Festival highlights history of Mexican-Americans in comics

An Afro-Latino Spider-Man may have won the hearts of critics and audiences alike with “Spider-Man: Into the Spider-Verse,” but the depiction of Miles Morales as the famous web slinger is a relatively recent phenomenon — people of color telling their own stories in mainstream comic books.

In examining the representation of Mexican-Americans in comics around the Chicano movement, Jose Alaniz said the main takeaway was that even progressive stories were told through a Caucasian lens.

Alaniz, a professor in the department of Slavic languages and literatures at the University of Washington in Seattle, spoke in Edinburg on Tuesday about Mexican-American representation in comics from the 1950s to the 1980s.

The presentation was part of FESTIBA, the Festival of International Books and Arts hosted by the University of Texas Rio Grande Valley.

He went through two examples of Mexican-American depictions, the first from a 1954 comic book entitled “The Whipping” from EC Comics — a publishing company known for their stories of horror and crime.

“But they were also politically charged,” Alaniz said. “They were all about critiquing post-war America and its hypocrisies, including its racism.”

The story in “The Whipping” tells of a white man named Ed from a typical American town and his outrage at discovering his daughter is dating a Hispanic man.

The character of Ed utters typical racial slurs throughout the comic and in his anger, spreads lies throughout the town that the Hispanic man, Luis Martinez, tried to rape his daughter.

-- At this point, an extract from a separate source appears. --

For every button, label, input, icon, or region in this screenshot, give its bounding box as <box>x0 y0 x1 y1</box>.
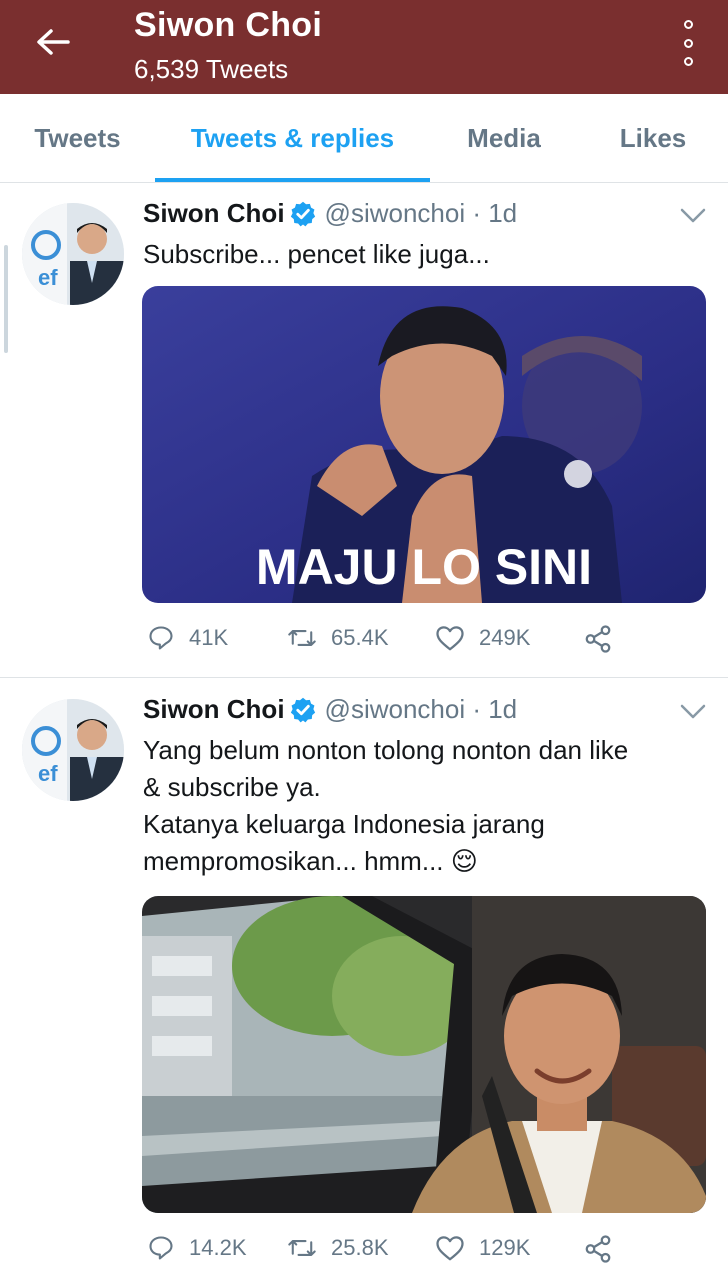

This resulted in the town’s men rallying to attack Luis.

During a dark night, dressed in white robes, the men beat Luis to death only to discover afterward that the person they killed was Ed’s daughter.

That shock ending, Alaniz said, was typical of EC Comics and, in fact, was very similar to “The Guilty,” a comic released two years prior featuring a black man.

“The power, the fate of the Mexican-American, as for the black, is really not in their own hands. It’s in the hands of the whites,” Alaniz pointed out of the two comics. “So whether to kill them or whether to spare them, it’s going to be put to the white majority.”

Within the context of the 1950s, Alaniz said it was good the comic was shining a light on discrimination but pointed out the Mexican-American character had very little voice.

“It’s still very much oriented to: ‘What can we, white people’ — the presumed reader is a white reader — ‘what can we do to kind of not be terrible people?’” Alaniz said.

The second example was a Superman comic published in 1972, after the rise of the Chicano movement, called “Must There Be a Superman?”

The comic grapples with whether it is possible for Superman to help humanity too much, hindering their ability to fend for themselves.

In the story, Superman travels to a migrant camp in California where a farmworker is dealing with an abusive patrón.

Through talking to a young, migrant boy, Superman realizes his own life story is similar to an immigrant’s story, having come to Earth from his home planet, Krypton.

When an earthquake hits, Superman saves the migrants and even helps them rebuild their homes, but declines to help them with their patrón.

Alaniz pointed out that the question of whether Superman was making people less self-reliant was one that could have been raised a lot earlier in the comic’s history.

“I think it’s not a coincidence that this question now, this kind of story, gets explored in 1972, precisely at the moment when you do have a civil rights’ movement that the comics are reacting to,” he said, adding that at this time, legislation was being drafted and passed to support historically oppressed people.

That representation of Mexican-Americans as farmworkers was typical to how they were shown in comics around that time to the extent they were shown at all, Alaniz said.

Since then, though, there’s been a growth of Latinos in the comic book industry in general, whether as artists or writers.

Alaniz pointed to a book that he’s featured in, “Tales from la Vida: A Latinx Comics Anthology,” that only features work from Latinos.

“It’s self-representation, that’s the big difference,” he said.

As far as characters, Morales, the Ultimates version of Spider-Man, remains the most well-known example of a Latino.

However, Alaniz expressed concern over the commodification of diversity and possibly making the practice of including people of color a new “style.”

“You could completely make it a total rainbow world. That wouldn’t make racism and discrimination go away,” he said, adding that this could create the false belief that racism is over, allowing it to continue existing, hidden.

“It’s not over,” Alaniz said. “It’s never done.”